Language is undoubtedly a powerful tool in communication. Audre Lorde considers language to be the bridge between dreams and action (37). Language helps convey what we think into what we do or share with others. Without language, human interaction would be changed irrevocably. Specific to language is vocabulary. If language is a tool of communication, then vocabulary is a tool of language. The choice of words provides a desired specificity to language. The specific use of words can lend itself to communicative elements ranging from repetition to hyperbole. In each case, the particular use words convey the desired effect. In her essay entitled “Poetry Is Not a Luxury,” Audre Lorde employs a specific vocabulary to create the effect of contrast.

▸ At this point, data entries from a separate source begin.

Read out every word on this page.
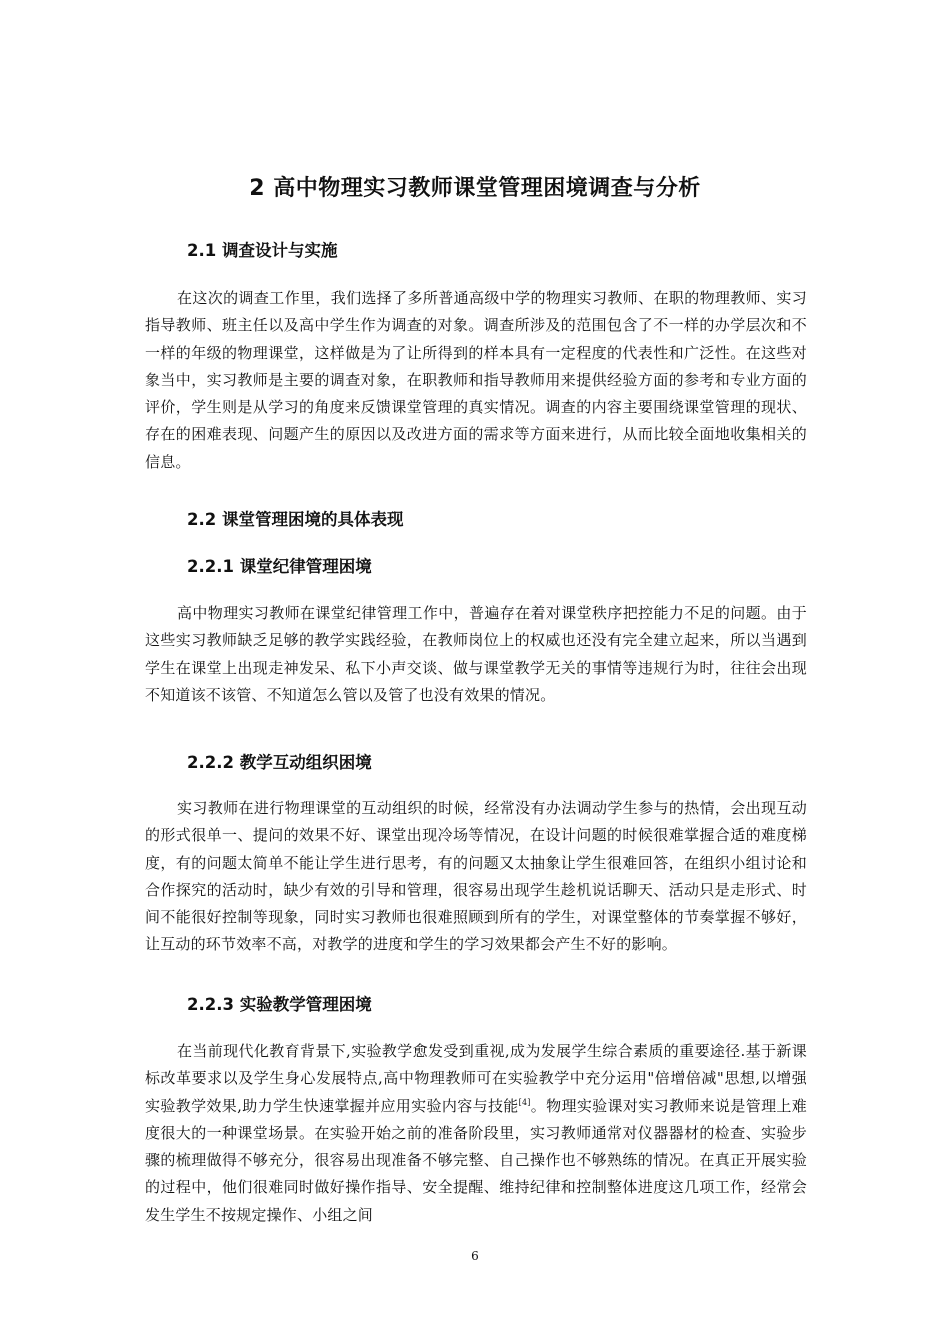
2 高中物理实习教师课堂管理困境调查与分析
2.1 调查设计与实施

在这次的调查工作里，我们选择了多所普通高级中学的物理实习教师、在职的物理教师、实习指导教师、班主任以及高中学生作为调查的对象。调查所涉及的范围包含了不一样的办学层次和不一样的年级的物理课堂，这样做是为了让所得到的样本具有一定程度的代表性和广泛性。在这些对象当中，实习教师是主要的调查对象，在职教师和指导教师用来提供经验方面的参考和专业方面的评价，学生则是从学习的角度来反馈课堂管理的真实情况。调查的内容主要围绕课堂管理的现状、存在的困难表现、问题产生的原因以及改进方面的需求等方面来进行，从而比较全面地收集相关的信息。

2.2 课堂管理困境的具体表现
2.2.1 课堂纪律管理困境

高中物理实习教师在课堂纪律管理工作中，普遍存在着对课堂秩序把控能力不足的问题。由于这些实习教师缺乏足够的教学实践经验，在教师岗位上的权威也还没有完全建立起来，所以当遇到学生在课堂上出现走神发呆、私下小声交谈、做与课堂教学无关的事情等违规行为时，往往会出现不知道该不该管、不知道怎么管以及管了也没有效果的情况。

2.2.2 教学互动组织困境

实习教师在进行物理课堂的互动组织的时候，经常没有办法调动学生参与的热情，会出现互动的形式很单一、提问的效果不好、课堂出现冷场等情况，在设计问题的时候很难掌握合适的难度梯度，有的问题太简单不能让学生进行思考，有的问题又太抽象让学生很难回答，在组织小组讨论和合作探究的活动时，缺少有效的引导和管理，很容易出现学生趁机说话聊天、活动只是走形式、时间不能很好控制等现象，同时实习教师也很难照顾到所有的学生，对课堂整体的节奏掌握不够好，让互动的环节效率不高，对教学的进度和学生的学习效果都会产生不好的影响。

2.2.3 实验教学管理困境

在当前现代化教育背景下,实验教学愈发受到重视,成为发展学生综合素质的重要途径.基于新课标改革要求以及学生身心发展特点,高中物理教师可在实验教学中充分运用"倍增倍减"思想,以增强实验教学效果,助力学生快速掌握并应用实验内容与技能[4]。物理实验课对实习教师来说是管理上难度很大的一种课堂场景。在实验开始之前的准备阶段里，实习教师通常对仪器器材的检查、实验步骤的梳理做得不够充分，很容易出现准备不够完整、自己操作也不够熟练的情况。在真正开展实验的过程中，他们很难同时做好操作指导、安全提醒、维持纪律和控制整体进度这几项工作，经常会发生学生不按规定操作、小组之间

6
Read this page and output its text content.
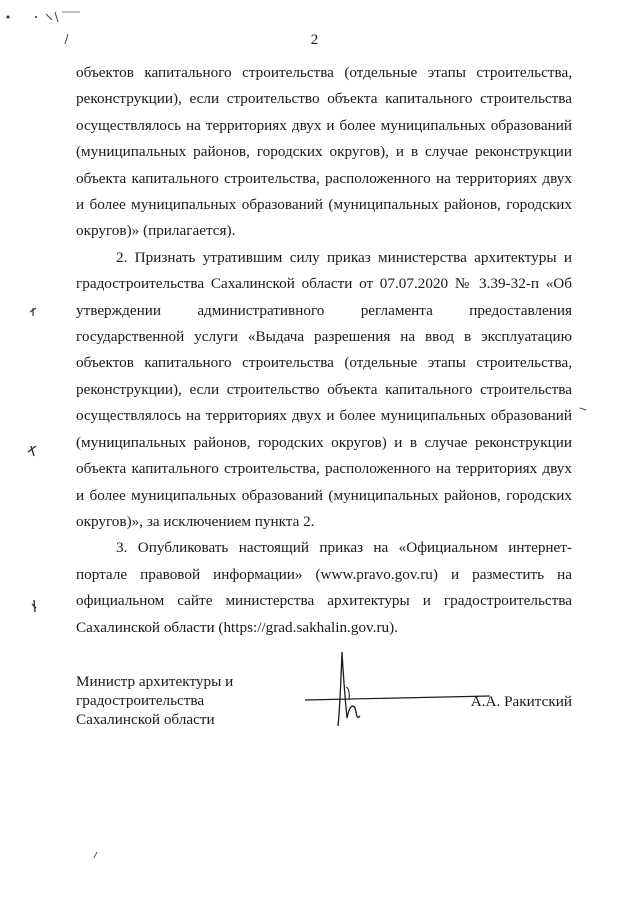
2

объектов капитального строительства (отдельные этапы строительства, реконструкции), если строительство объекта капитального строительства осуществлялось на территориях двух и более муниципальных образований (муниципальных районов, городских округов), и в случае реконструкции объекта капитального строительства, расположенного на территориях двух и более муниципальных образований (муниципальных районов, городских округов)» (прилагается).

2. Признать утратившим силу приказ министерства архитектуры и градостроительства Сахалинской области от 07.07.2020 № 3.39-32-п «Об утверждении административного регламента предоставления государственной услуги «Выдача разрешения на ввод в эксплуатацию объектов капитального строительства (отдельные этапы строительства, реконструкции), если строительство объекта капитального строительства осуществлялось на территориях двух и более муниципальных образований (муниципальных районов, городских округов) и в случае реконструкции объекта капитального строительства, расположенного на территориях двух и более муниципальных образований (муниципальных районов, городских округов)», за исключением пункта 2.

3. Опубликовать настоящий приказ на «Официальном интернет-портале правовой информации» (www.pravo.gov.ru) и разместить на официальном сайте министерства архитектуры и градостроительства Сахалинской области (https://grad.sakhalin.gov.ru).

Министр архитектуры и
градостроительства
Сахалинской области
А.А. Ракитский
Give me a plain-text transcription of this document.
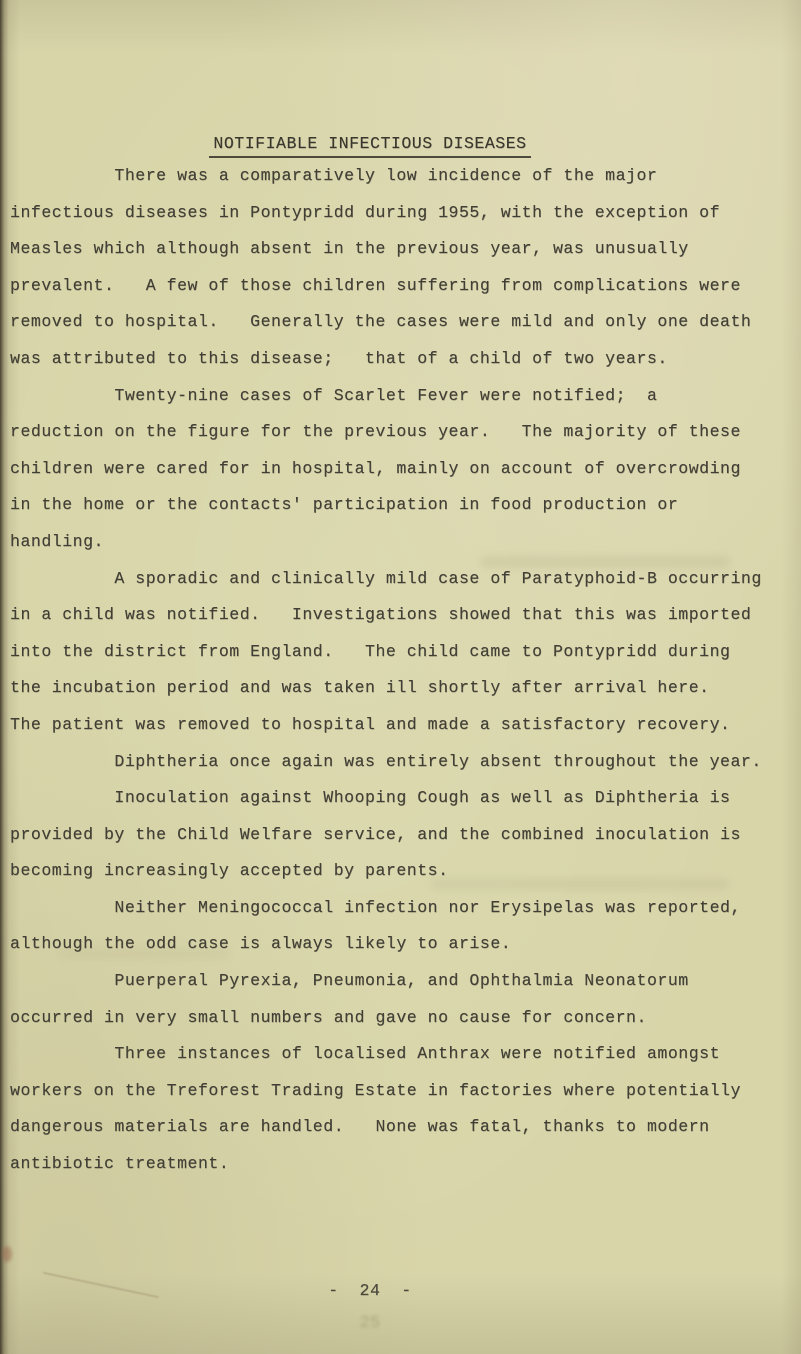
NOTIFIABLE INFECTIOUS DISEASES
There was a comparatively low incidence of the major
infectious diseases in Pontypridd during 1955, with the exception of
Measles which although absent in the previous year, was unusually
prevalent.   A few of those children suffering from complications were
removed to hospital.   Generally the cases were mild and only one death
was attributed to this disease;   that of a child of two years.
Twenty-nine cases of Scarlet Fever were notified;  a
reduction on the figure for the previous year.   The majority of these
children were cared for in hospital, mainly on account of overcrowding
in the home or the contacts' participation in food production or
handling.
A sporadic and clinically mild case of Paratyphoid-B occurring
in a child was notified.   Investigations showed that this was imported
into the district from England.   The child came to Pontypridd during
the incubation period and was taken ill shortly after arrival here.
The patient was removed to hospital and made a satisfactory recovery.
Diphtheria once again was entirely absent throughout the year.
Inoculation against Whooping Cough as well as Diphtheria is
provided by the Child Welfare service, and the combined inoculation is
becoming increasingly accepted by parents.
Neither Meningococcal infection nor Erysipelas was reported,
although the odd case is always likely to arise.
Puerperal Pyrexia, Pneumonia, and Ophthalmia Neonatorum
occurred in very small numbers and gave no cause for concern.
Three instances of localised Anthrax were notified amongst
workers on the Treforest Trading Estate in factories where potentially
dangerous materials are handled.   None was fatal, thanks to modern
antibiotic treatment.
-  24  -
25
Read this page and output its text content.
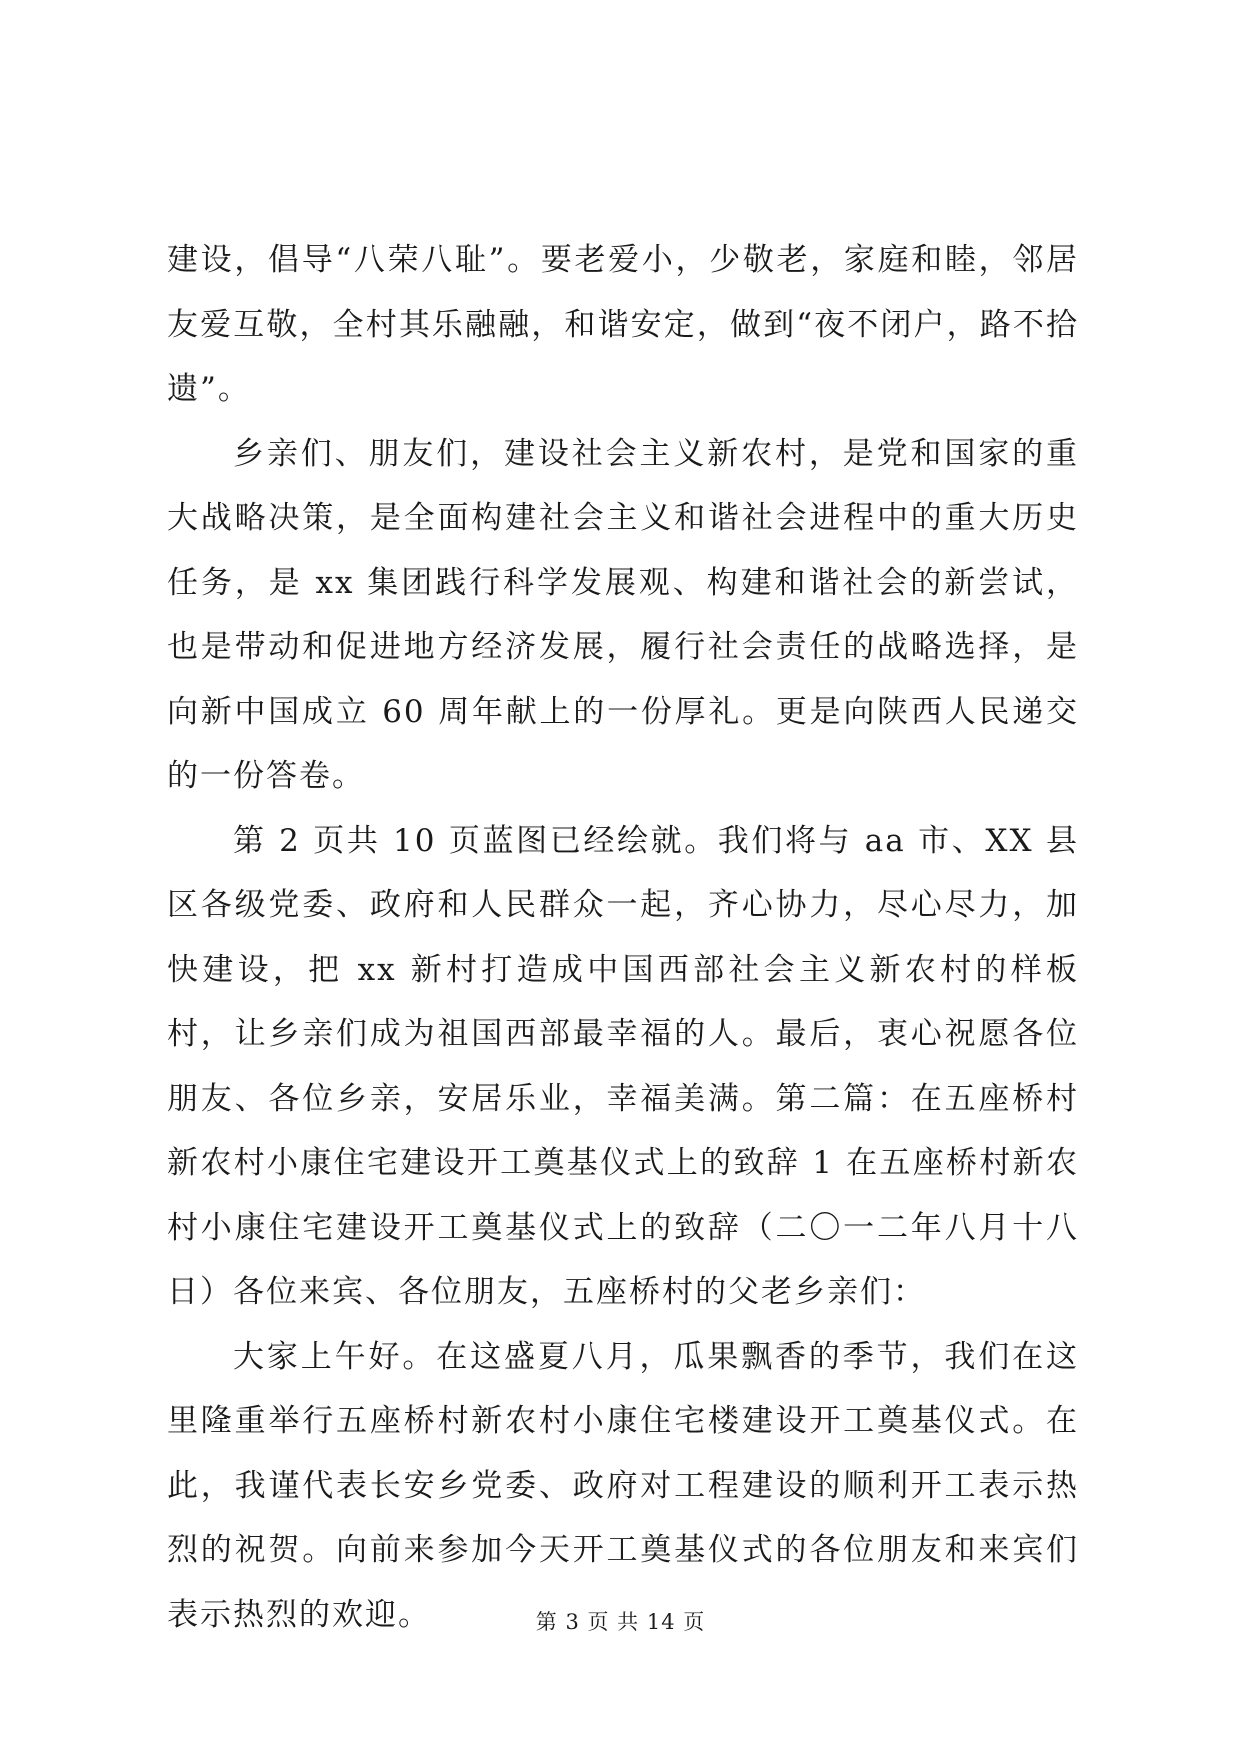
建设，倡导“八荣八耻”。要老爱小，少敬老，家庭和睦，邻居友爱互敬，全村其乐融融，和谐安定，做到“夜不闭户，路不拾遗”。

乡亲们、朋友们，建设社会主义新农村，是党和国家的重大战略决策，是全面构建社会主义和谐社会进程中的重大历史任务，是 xx 集团践行科学发展观、构建和谐社会的新尝试，也是带动和促进地方经济发展，履行社会责任的战略选择，是向新中国成立 60 周年献上的一份厚礼。更是向陕西人民递交的一份答卷。

第 2 页共 10 页蓝图已经绘就。我们将与 aa 市、XX 县区各级党委、政府和人民群众一起，齐心协力，尽心尽力，加快建设，把 xx 新村打造成中国西部社会主义新农村的样板村，让乡亲们成为祖国西部最幸福的人。最后，衷心祝愿各位朋友、各位乡亲，安居乐业，幸福美满。第二篇：在五座桥村新农村小康住宅建设开工奠基仪式上的致辞 1 在五座桥村新农村小康住宅建设开工奠基仪式上的致辞（二〇一二年八月十八日）各位来宾、各位朋友，五座桥村的父老乡亲们：

大家上午好。在这盛夏八月，瓜果飘香的季节，我们在这里隆重举行五座桥村新农村小康住宅楼建设开工奠基仪式。在此，我谨代表长安乡党委、政府对工程建设的顺利开工表示热烈的祝贺。向前来参加今天开工奠基仪式的各位朋友和来宾们表示热烈的欢迎。	第 3 页 共 14 页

Throughout the article, there is a repetition of “light” and related terms. There is also a repetition of “dark” and related terms. This contrast between light and dark is one of the fundamental literary elements of the essay. She uses these two specific terms to underscore her theme. In the essay, Lorde describes poetry as an essential, rather than a luxury. She considers it to be one of the primary sources of communication when she writes, “[p]oetry is the way we help give name to the nameless so it can be thought” (37). Also, she argues poetry to be that bridge between internal ideas and external expression. To contrast this internality and externality, Lorde describes the internal as dark and the external as light. She says “there is a dark place within” (36) each person that is the source of ideas and thoughts. Poetry, then, is “the quality of light” (37) that transfers these internal ideas into external “tangible action.” Thus, the specific use of light and dark vocabulary helps convey Lorde’s message by relating her concept of internality and externality to visually recognizable references. The vocabulary made her message more understandable and therefore more powerful.
Another example of Lorde’s deliberate use of specific vocabulary can be seen in the repetition of “dreams.” With the repetition of “dream” or “dreams” fourteen times in the essay, Lorde emphasizes this term. Throughout the essay, Lorde refers to dreams in the familiar sense of dreaming during sleep. However, she also uses the term in the amiable light of ideas. In these instances, there is a positive connotation of dreams meaning hopeful ideas. She says everyone has these hopes and dreams, and that they are simply a result of living (38).
Overall, this emphasis on dreams supports Lorde’s argument of the necessity of poetry. She states poetry is a tool by which people express their “hopes and dreams” (37). In conjunction with the concept of internal ideas and external communication, dreams constitute internal ideas while poetry represents the external expression of those ideas. Also, she avers poetry itself is a dream (38). In this instance, the term is in reference to creative imagination and a vision for the future. To Lorde, poetry is the expression of creativity that is unique to each person.
Lorde, Audre. “Poetry Is Not a Luxury.” Sister Outsider. The Crossing Press, 1984. 36-39. Print.